The spirit of innovation is self-laudatory,[1]

and hence it advanced further and further, and crept along to greater novelties with increasing self-conceit, and in scorn of the fathers it enacted laws of its own, nor does it honor the doctrines of the ancients concerning God, but is always thinking out strange dogmas and restlessly adds novelty to novelty as the events now show. For after Macedonius had been deposed from the church of Constantinople, he renounced the tenets of Acacius and Eudoxius.[2]

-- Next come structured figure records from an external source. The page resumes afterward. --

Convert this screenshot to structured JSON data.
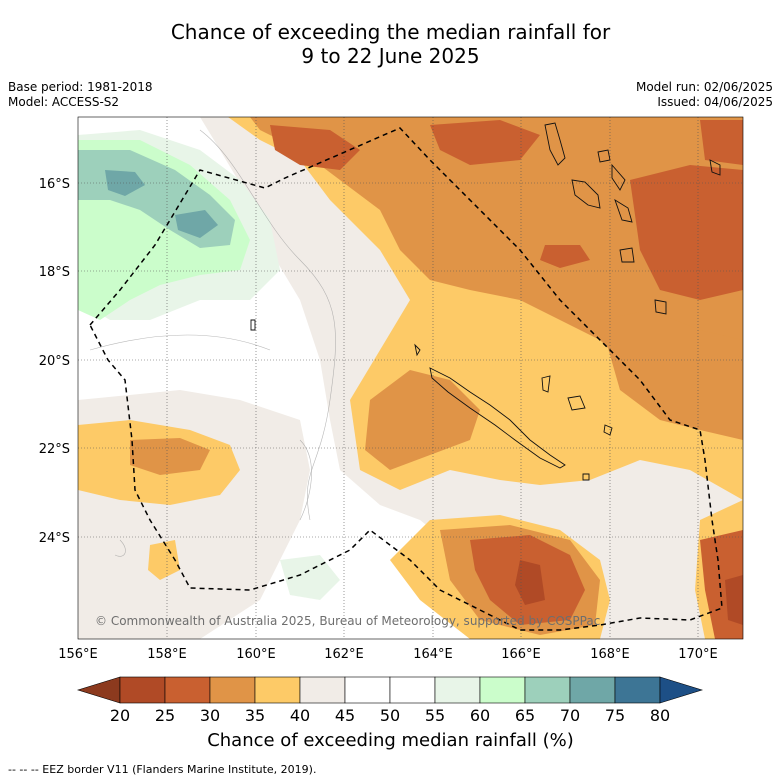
{
  "title_line1": "Chance of exceeding the median rainfall for",
  "title_line2": "9 to 22 June 2025",
  "meta_left": {
    "base_period": "Base period: 1981-2018",
    "model": "Model: ACCESS-S2"
  },
  "meta_right": {
    "model_run": "Model run: 02/06/2025",
    "issued": "Issued: 04/06/2025"
  },
  "lat_labels": [
    "16°S",
    "18°S",
    "20°S",
    "22°S",
    "24°S"
  ],
  "lon_labels": [
    "156°E",
    "158°E",
    "160°E",
    "162°E",
    "164°E",
    "166°E",
    "168°E",
    "170°E"
  ],
  "copyright": "© Commonwealth of Australia 2025, Bureau of Meteorology, supported by COSPPac",
  "colorbar": {
    "ticks": [
      "20",
      "25",
      "30",
      "35",
      "40",
      "45",
      "50",
      "55",
      "60",
      "65",
      "70",
      "75",
      "80"
    ],
    "colors": [
      "#8c3a1e",
      "#b04a26",
      "#c96030",
      "#e09447",
      "#fdca67",
      "#f1ece7",
      "#ffffff",
      "#ffffff",
      "#e8f5e8",
      "#cbfdcb",
      "#9dd0bb",
      "#6fa7a7",
      "#3d7595",
      "#1d4f86"
    ],
    "label": "Chance of exceeding median rainfall (%)"
  },
  "legend_note": "-- -- -- EEZ border V11 (Flanders Marine Institute, 2019)."
}
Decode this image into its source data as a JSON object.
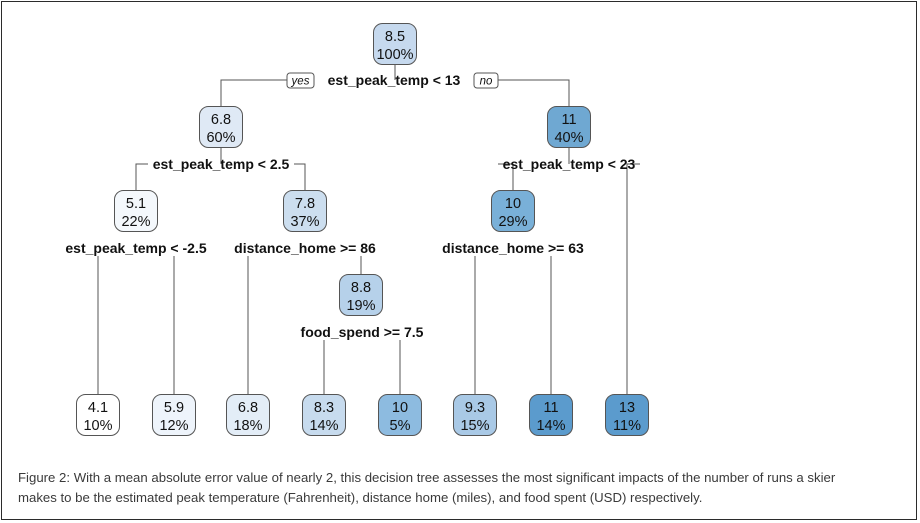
{
  "tree": {
    "nodes": [
      {
        "id": "n1",
        "value": "8.5",
        "percent": "100%",
        "fill": "#c6d9ee"
      },
      {
        "id": "n2",
        "value": "6.8",
        "percent": "60%",
        "fill": "#dfe9f5"
      },
      {
        "id": "n3",
        "value": "11",
        "percent": "40%",
        "fill": "#6fa8d2"
      },
      {
        "id": "n4",
        "value": "5.1",
        "percent": "22%",
        "fill": "#f4f8fc"
      },
      {
        "id": "n5",
        "value": "7.8",
        "percent": "37%",
        "fill": "#ccdeef"
      },
      {
        "id": "n6",
        "value": "10",
        "percent": "29%",
        "fill": "#79b0d8"
      },
      {
        "id": "n7",
        "value": "8.8",
        "percent": "19%",
        "fill": "#b6d1ea"
      },
      {
        "id": "l1",
        "value": "4.1",
        "percent": "10%",
        "fill": "#ffffff"
      },
      {
        "id": "l2",
        "value": "5.9",
        "percent": "12%",
        "fill": "#eef4fb"
      },
      {
        "id": "l3",
        "value": "6.8",
        "percent": "18%",
        "fill": "#e3edf7"
      },
      {
        "id": "l4",
        "value": "8.3",
        "percent": "14%",
        "fill": "#c7dbee"
      },
      {
        "id": "l5",
        "value": "10",
        "percent": "5%",
        "fill": "#8dbbe0"
      },
      {
        "id": "l6",
        "value": "9.3",
        "percent": "15%",
        "fill": "#a9c9e6"
      },
      {
        "id": "l7",
        "value": "11",
        "percent": "14%",
        "fill": "#5b9bcd"
      },
      {
        "id": "l8",
        "value": "13",
        "percent": "11%",
        "fill": "#5b9bcd"
      }
    ],
    "splits": [
      {
        "id": "s1",
        "label": "est_peak_temp < 13"
      },
      {
        "id": "s2",
        "label": "est_peak_temp < 2.5"
      },
      {
        "id": "s3",
        "label": "est_peak_temp < 23"
      },
      {
        "id": "s4",
        "label": "est_peak_temp < -2.5"
      },
      {
        "id": "s5",
        "label": "distance_home >= 86"
      },
      {
        "id": "s6",
        "label": "distance_home >= 63"
      },
      {
        "id": "s7",
        "label": "food_spend >= 7.5"
      }
    ],
    "yes_label": "yes",
    "no_label": "no"
  },
  "caption": {
    "line1": "Figure 2: With a mean absolute error value of nearly 2, this decision tree assesses the most significant impacts of the number of runs a skier",
    "line2": "makes to be the estimated peak temperature (Fahrenheit), distance home (miles), and food spent (USD) respectively."
  }
}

He began to teach that the Son is God, and that He is in all respects and in substance like unto the Father. But he affirmed that the Holy Ghost is not a participant of the same dignities, and designated Him a minister and a servant, and applied to Him whatever could, without error, be said of the holy angels. This doctrine was embraced by Eleusius, Eustathius, and by all the other bishops who had been deposed at Constantinople, by the partisans of the opposite heresy. Their example was quickly followed by no small part of the people of Constantinople, Bithynia, Thrace, the Hellespont, and of the neighboring provinces. For their mode of life had no little influence, and to this do the people give special attention. They assumed great gravity of demeanor, and their discipline was like that of the monks; their conversation was plain and of a style fitted to persuade. It is said that all these qualifications were united in Marathonius. He originally held a public appointment in the army, under the command of the prefect. After amassing some money in this employment, he quit military science, and undertook the superintendence of the establishments for the relief of the sick and the destitute. Afterwards, at the suggestion of Eustathius, bishop of Sebaste, he embraced an ascetic mode of life, and founded a monastical institution in Constantinople which exists to the present day. He brought so much zeal, and so much of his own wealth to the support of the aforesaid heresy, that the Macedonians were by many termed Marathonians, and it seems to me not without reason; for it appears that he alone, together with his institutions, was the cause that it was not altogether extinguished in Constantinople. In fact, after the deposition of Macedonius, the Macedonians possessed neither churches nor bishops until the reign of Arcadius.[3]



The Arians, who drove out of the churches and rigorously persecuted all who held different sentiments from themselves, deprived them of all these privileges. It would be no easy task to enumerate the names of the priests who were at this period ejected from their own cities; for I believe that no province of the empire was exempted from such a calamity.


Footnotes

[edit]
  1. Soc. ii. 45; Ruf. H. E. ii. 25; Theodoret, H. E. ii. 6. Soz. independent.
  2. Cf. Philost. iv. 9.
  3. After a.d. 395. Yet according to vii. 2, the Macedonians took advantage of the Gratian law and repossessed the churches from which Valens had ejected them.